We got to Fig Tree Bay where coincidentally we met a pair of our own C Sqn (Cyprus Armoured Car Sqn) Ferrets in green and black. Whilst the other three chatted, I looked at the steering, which was getting rather heavy. Hmm. Not sure what I was seeing. Was there the faintest hint of toe out?

Got back to the Famagusta viewpoint and I pulled up. The steering had become unworkable. Got out and found the front wheels splayed utterly toe out. Other Ferret headed for home while we awaited Bluebell assistance. Sat and admired the ghost town, not giving a toss about being in a sensitive no-stopping zone. Made a brew.

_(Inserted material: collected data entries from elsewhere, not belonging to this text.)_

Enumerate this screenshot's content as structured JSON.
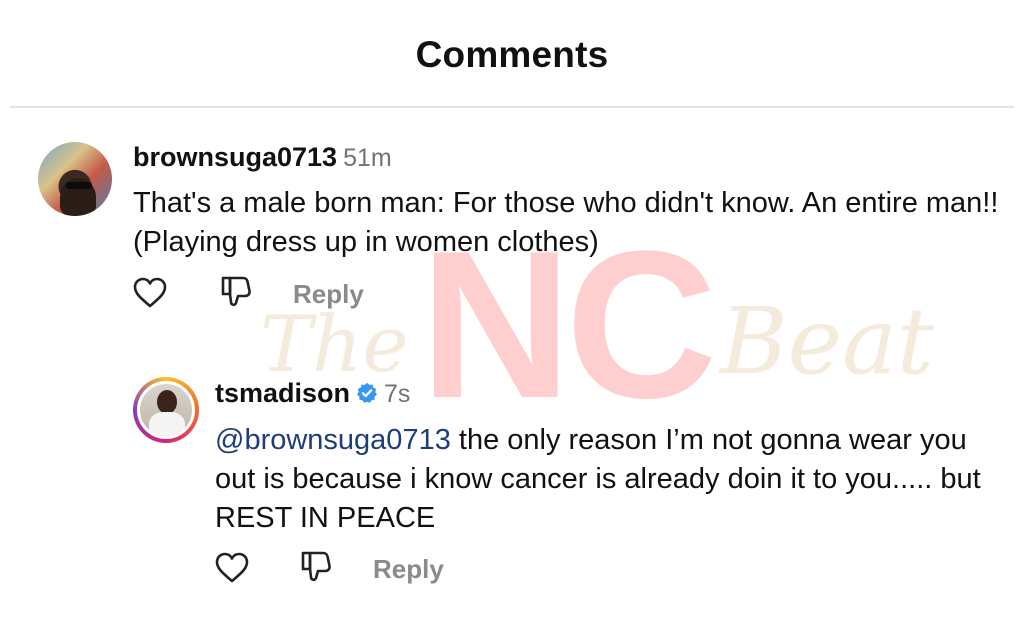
{
  "header": {
    "title": "Comments"
  },
  "watermark": {
    "main": "NC",
    "left_script": "The",
    "right_script": "Beat"
  },
  "comments": [
    {
      "username": "brownsuga0713",
      "timestamp": "51m",
      "verified": false,
      "text": "That's a male born man: For those who didn't know. An entire man!! (Playing dress up in women clothes)",
      "reply_label": "Reply",
      "like_icon": "heart-icon",
      "dislike_icon": "thumbs-down-icon"
    },
    {
      "username": "tsmadison",
      "timestamp": "7s",
      "verified": true,
      "mention": "@brownsuga0713",
      "text": " the only reason I’m not gonna wear you out is because i know cancer is already doin it to you..... but REST IN PEACE",
      "reply_label": "Reply",
      "like_icon": "heart-icon",
      "dislike_icon": "thumbs-down-icon"
    }
  ],
  "colors": {
    "mention": "#1f3d7a",
    "verified": "#3897f0",
    "muted": "#737373",
    "divider": "#e2e2e2"
  }
}
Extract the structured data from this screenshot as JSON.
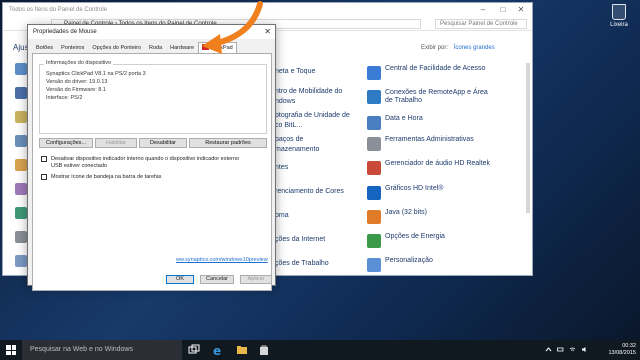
{
  "control_panel": {
    "title": "Todos os Itens do Painel de Controle",
    "breadcrumb": [
      "Painel de Controle",
      "Todos os Itens do Painel de Controle"
    ],
    "search_placeholder": "Pesquisar Painel de Controle",
    "heading": "Ajust",
    "view_by_label": "Exibir por:",
    "view_by_value": "Ícones grandes",
    "middle_items": [
      "neta e Toque",
      "ntro de Mobilidade do",
      "ndows",
      "ptografia de Unidade de",
      "co BitL...",
      "paços de",
      "mazenamento",
      "ntes",
      "renciamento de Cores",
      "oma",
      "ções da Internet",
      "ções de Trabalho"
    ],
    "right_items": [
      {
        "label": "Central de Facilidade de Acesso",
        "color": "#3a7bd5"
      },
      {
        "label": "Conexões de RemoteApp e Área de Trabalho",
        "color": "#2e7bc4"
      },
      {
        "label": "Data e Hora",
        "color": "#4a7fc1"
      },
      {
        "label": "Ferramentas Administrativas",
        "color": "#8a8f99"
      },
      {
        "label": "Gerenciador de áudio HD Realtek",
        "color": "#c94a3a"
      },
      {
        "label": "Gráficos HD Intel®",
        "color": "#1565c0"
      },
      {
        "label": "Java (32 bits)",
        "color": "#e07b2a"
      },
      {
        "label": "Opções de Energia",
        "color": "#3a9a4a"
      },
      {
        "label": "Personalização",
        "color": "#5b8fd6"
      }
    ]
  },
  "dialog": {
    "title": "Propriedades de Mouse",
    "tabs": [
      "Botões",
      "Ponteiros",
      "Opções do Ponteiro",
      "Roda",
      "Hardware",
      "ClickPad"
    ],
    "active_tab": "ClickPad",
    "group_title": "Informações do dispositivo",
    "device_lines": [
      "Synaptics ClickPad V8.1 na PS/2 porta 3",
      "Versão do driver: 19.0.13",
      "Versão do Firmware: 8.1",
      "Interface: PS/2"
    ],
    "buttons": {
      "config": "Configurações...",
      "enable": "Habilitar",
      "disable": "Desabilitar",
      "restore": "Restaurar padrões"
    },
    "checkbox1": "Desativar dispositivo indicador interno quando o dispositivo indicador externo USB estiver conectado",
    "checkbox2": "Mostrar ícone de bandeja na barra de tarefas",
    "link": "ww.synaptics.com/windows10preview",
    "ok": "OK",
    "cancel": "Cancelar",
    "apply": "Aplicar"
  },
  "desktop": {
    "recycle_bin": "Lixeira"
  },
  "taskbar": {
    "search_placeholder": "Pesquisar na Web e no Windows",
    "time": "00:32",
    "date": "13/08/2015"
  }
}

Looked at the Compo box. Does this constitute an emergency? We broke open the box. Bluebell promptly turned up.
 

old_fat_and_hairy

LE
Book Reviewer
Reviews Editor
After Omagh and a couple of months converting to CVR(T), we went to UNFICYP and took over Ferrets from A Squadron Life Guards. Each had a 4-man Compo box strapped to the rear mudguard opposite the exhaust. For emergency use only.

From Ayios Nikolaus we patrolled the Green Line to Fig Tree Bay. On the way out, we passed within view of a ghost town which, my commander informed me had been Famagusta a couple of years earlier, before the war. But we couldn't stop to look because it was a sensitive part of the border (why we were patrolling it).

We got to Fig Tree Bay where coincidentally we met a pair of our own C Sqn (Cyprus Armoured Car Sqn) Ferrets in green and black. Whilst the other three chatted, I looked at the steering, which was getting rather heavy. Hmm. Not sure what I was seeing. Was there the faintest hint of toe out?

Got back to the Famagusta viewpoint and I pulled up. The steering had become unworkable. Got out and found the front wheels splayed utterly toe out. Other Ferret headed for home while we awaited Bluebell assistance. Sat and admired the ghost town, not giving a toss about being in a sensitive no-stopping zone. Made a brew.

Looked at the Compo box. Does this constitute an emergency? We broke open the box. Bluebell promptly turned up.
On the subject of Famagusta, during our UN tour ( about 1970) I think) Myself an a couple of mates hired cars (Triumph Vitesse) and had 5 days R7R. We went to Famgusta, which had been a thriving place during our first tour (1962) and were horrified to see it as deserted as it was. Shops closed and with stock still in windows, car showrooms with vehs gathering dust etc. So sad. The hotels too were empty. From there we went to Kyrenia, which was quiet but still alive. Note; this was obviously before the Turkish invasion and as UN we were free to go wherever.